Director Edward H Griffith (seated below camera) with cinematographer James Wong Howe beside him.

NEWS AROUND HOLLYWOOD

  • The Hawks-Volke Corp has filed suit against one of their clients, film director Edward Griffith. They are looking to recover $269,950 in commissions and damages for their procurement on his behalf of work at 20th Century Fox and Paramount. They claimed that he had discharged them despite landing him a four year contract at Fox with a total salary of $783,166. And for Paramount they had procured a director job on “The Old Maid” for $50,000 for 10 weeks work. [The Hawks-Volke agency dissolved in 1939 to form separate agencies headed up by the two named principals – they were mainly involved in radio at this time. ’The Old Maid’ came out from WB in 1939, but it had Edmund Goulding as director not Edward Griffith.

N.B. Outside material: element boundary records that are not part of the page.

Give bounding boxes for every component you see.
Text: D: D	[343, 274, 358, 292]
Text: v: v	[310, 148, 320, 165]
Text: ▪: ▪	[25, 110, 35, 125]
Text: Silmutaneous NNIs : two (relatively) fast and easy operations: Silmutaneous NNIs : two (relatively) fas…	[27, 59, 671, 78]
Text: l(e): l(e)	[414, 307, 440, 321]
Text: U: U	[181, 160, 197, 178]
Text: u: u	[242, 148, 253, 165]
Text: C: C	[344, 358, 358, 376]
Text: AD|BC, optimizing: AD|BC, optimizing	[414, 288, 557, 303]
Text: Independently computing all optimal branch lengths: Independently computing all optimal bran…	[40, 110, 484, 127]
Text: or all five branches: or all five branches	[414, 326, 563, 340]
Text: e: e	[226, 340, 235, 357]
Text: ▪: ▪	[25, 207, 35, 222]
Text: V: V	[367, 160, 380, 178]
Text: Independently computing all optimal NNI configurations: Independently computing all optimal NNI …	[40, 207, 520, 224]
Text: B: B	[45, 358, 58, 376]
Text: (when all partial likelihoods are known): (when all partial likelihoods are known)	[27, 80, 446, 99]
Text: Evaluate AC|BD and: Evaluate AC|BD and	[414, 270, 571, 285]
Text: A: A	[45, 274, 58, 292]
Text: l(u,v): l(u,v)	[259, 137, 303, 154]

Griffith had no releases for 1938, but two films in 1939 for Paramount – both romantic comedies starring Madeleine Carroll – ‘Cafe Society’ and ‘Honeymoon in Bali’].
  • Ann Sheridan has been taken off the cast of Karloff’s ‘Devil’s Island’ by WB and given the leading lady role in their Mounties picture ‘Heart of the North.’ Jon Hall is being considered for the lead opposite her; Lewis Seiler to direct. Location shooting is planned for along the Sacramento River and Big Bear. [Neither Sheridan nor Hall made it into the Canadian Mounty picture, which came out in 1938. ‘Devil’s Island’ did come out in 1939 with Karloff. Big things lay ahead for Sheridan at WB, kicking off with ‘Angels with Dirty Faces’ for 1938].
  • RKO has definitely decided on Ann Miller for the Marx Brothers film ‘Room Service.’ Anne Shirley, originally chosen for the role, has been taken off in order to take on a part for another project at Columbia. [The Columbia film in question for Anne Shirley would have been ‘Girls’ School’].
  • As an element of authenticity for ‘Gunga Din,’ Cary Grant, Doug Fairbanks jr, and Victor MacLaglen have had their locks shorn to within a half inch of their skulls. And the makeup people are having a challenge with Sam Jaffe in the title role –  [They want to outdo the job done on the actor for the Columbia film ‘Lost Horizon,’ in which Jaffe played the High Lama in Shangri-La).
  • The prop department on the latest Laurel and Hardy project (‘Just a Jiffy’) were assigned the task of making a water bottle gurgle on cue. A rubber hose was attached to the bottle and run through the wall to where a grip would watch a red light that would cue him to blow with all his might. It worked. [‘Just a Jiffy’ (a title change from ‘Meet the Missus’) would be released later in 1938 under the final title ‘Blockheads’].
  • Shooting is halted on Stage 9 at MGM for ‘The Great Waltz’ when a long distance call comes in for Luise Rainer. It is her husband, playright Clifford Odets. After 26 minutes, she rings off, and declares, “I will never go back to him.” [She filed for divorce in July, but through various delays and attempts at reconciliation, they did not divorce until 1940].

ON THE MOVE

  • Leaving LA for NY – Max Baer, Richard Barthelmess, Carl Laemmle, Louise Platt, Bill Robinson, Robert Taylor. [Barthelmess, film actor is returning from Hartford Conn., after receiving his BA from Trinity College there, He had studied there before dropping out after three years in 1917].
  • Leaving NY for LA – James Cagney, Ben Lyon, Fred Niblo, Hal Roach, Paul Stewart. [Niblo, a silent film director (the 1925 version of Ben Hur) is retiring from show biz and headed west to live on his farm in Bakersfield CA].

OUTSIDE HOLLYWOOD

  • Yale honors Walt Disney with an honorary degree of Master of Arts. Tomorrow Harvard adds its honors.
  • David Niven boarded the Normandie today to make an early return to the United States. He had been vacationing on a yacht off Norway when he got the call via radiophone from Goldwyn. The producer ordered him to report for his role in ‘The Lady and the Cowboy.’ This carves more than a month off of his two month vacation plan.